Jerry Remy will be missed by Red Sox fans everywhere

The passing of longtime Red Sox broadcaster Jerry Remy on Saturday night after a long, recurring battle with lung cancer --- he had several bouts of it until the cancer returned in August --- has spawned countless tributes from his colleagues in the booth and the fans, and that's as it should be.
To watch Remy interact with his fellow broadcasters over the last 33 years was like listening to your friends or fellow fans calling the game. Remy and his sidekicks --- Sean McDonough, Don Orsillo, Dave O'Brien and, of course, the inimitable Dennis "The Eck" Eckersley -- loved the game of baseball and made every game something entertaining and fun to watch, regardless of how good or bad the Red Sox were doing on the field.
Remy brought excellent analysis and so much more to his broadcasts.
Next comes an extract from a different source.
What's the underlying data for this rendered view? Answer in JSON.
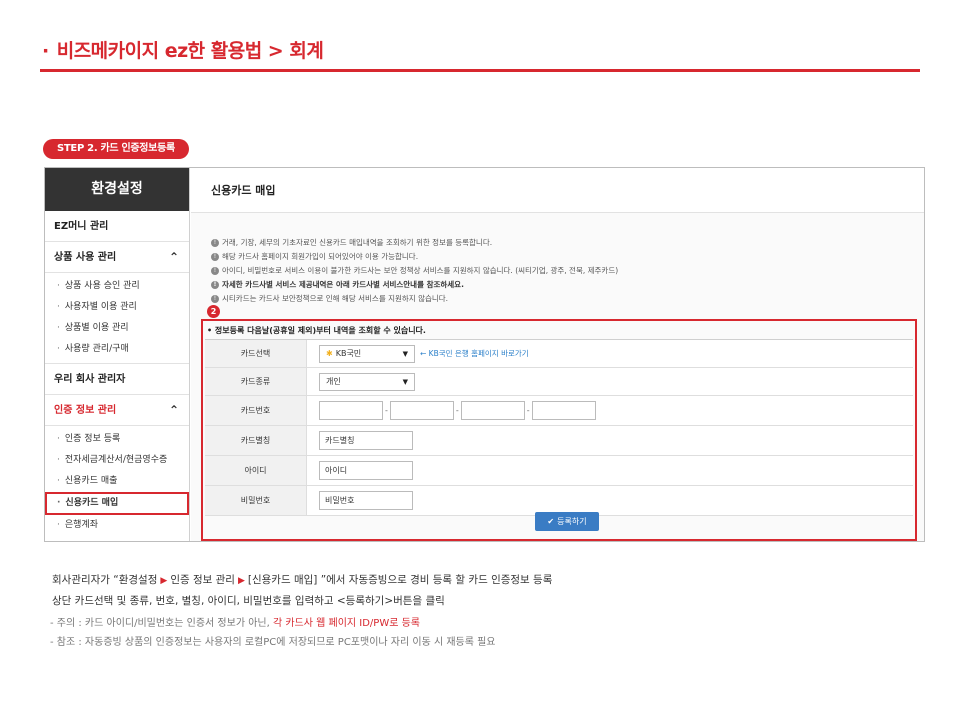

He brought humor, self-deprecation and relaxed conversations with his broadcast partners that were at once educational, illuminating, funny and, at times, downright hilarious.
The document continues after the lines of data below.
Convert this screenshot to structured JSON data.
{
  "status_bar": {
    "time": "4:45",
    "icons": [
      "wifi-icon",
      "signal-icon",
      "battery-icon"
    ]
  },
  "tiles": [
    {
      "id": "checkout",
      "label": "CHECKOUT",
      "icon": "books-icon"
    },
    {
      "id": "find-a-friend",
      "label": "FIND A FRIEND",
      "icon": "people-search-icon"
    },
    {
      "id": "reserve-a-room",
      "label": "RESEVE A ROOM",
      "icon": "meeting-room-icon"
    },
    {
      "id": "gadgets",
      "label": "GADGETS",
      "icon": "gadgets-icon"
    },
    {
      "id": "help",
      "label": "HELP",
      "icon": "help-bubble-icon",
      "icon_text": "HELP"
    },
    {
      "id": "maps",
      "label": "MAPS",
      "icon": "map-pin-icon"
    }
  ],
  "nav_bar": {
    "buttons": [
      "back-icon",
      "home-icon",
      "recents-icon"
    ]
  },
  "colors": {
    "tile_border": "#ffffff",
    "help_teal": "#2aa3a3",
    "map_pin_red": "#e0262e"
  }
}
But more than that, Remy and his partners were and are consummate professionals, something that they proved over an over the last two seasons, when they couldn't travel with the team on the road, and especially in the COVID-19-truncated season of 2020,, when they were forced to bring the game into our homes while watching both home and away games on the TV monitors in the NESN studios.
The three-person booth of recent season featuring Remy, O'Brien and Eck were the best. It was pure gold to hear 1978 teammates Eck and Remy talk about not only that night's or day's game, but also of just baseball in general and how it's changed. They were candid about the game, whether it was about the overuse of shifts, which is killing the game, the need for a pitch clock and how successful the extra-innings rule of the last two seasons --- starting each inning from the 10th on with a runner on second base --- was and how foolish it would be for Commissioner Rob Manfred to abandon that in 2022. Ditto for the seven-inning doubleheaders.
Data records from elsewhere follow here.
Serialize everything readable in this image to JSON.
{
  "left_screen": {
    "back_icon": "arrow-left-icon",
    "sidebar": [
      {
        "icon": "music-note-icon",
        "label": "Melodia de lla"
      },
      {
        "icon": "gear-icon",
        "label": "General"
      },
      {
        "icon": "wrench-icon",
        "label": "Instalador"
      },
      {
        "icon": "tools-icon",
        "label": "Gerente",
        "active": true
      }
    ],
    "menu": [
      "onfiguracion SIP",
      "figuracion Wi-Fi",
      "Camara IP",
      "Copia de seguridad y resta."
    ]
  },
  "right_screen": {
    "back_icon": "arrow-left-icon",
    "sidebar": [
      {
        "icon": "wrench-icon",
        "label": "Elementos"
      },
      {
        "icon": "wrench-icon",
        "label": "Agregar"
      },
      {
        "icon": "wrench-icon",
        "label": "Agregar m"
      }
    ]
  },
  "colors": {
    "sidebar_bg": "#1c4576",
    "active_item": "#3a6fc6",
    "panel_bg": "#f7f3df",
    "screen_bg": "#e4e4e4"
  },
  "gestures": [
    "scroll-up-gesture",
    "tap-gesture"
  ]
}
Remy and Eck were key cogs on the 1978 team, which won 99 games before losing the Bucky "Bleepin' " Dent playoff game on Oct. 2 to the Yankees, and they were pure gold in the booth.
Baseball fans across New England not only lost a superb broadcaster with the death of Remy at 68 (he was born the same year as me and a lot of Red Sox fans of a certain age, 1952), but they lost a dear friend.
Rest in peace, Jerry; Red Sox Nation will forever remember and miss you.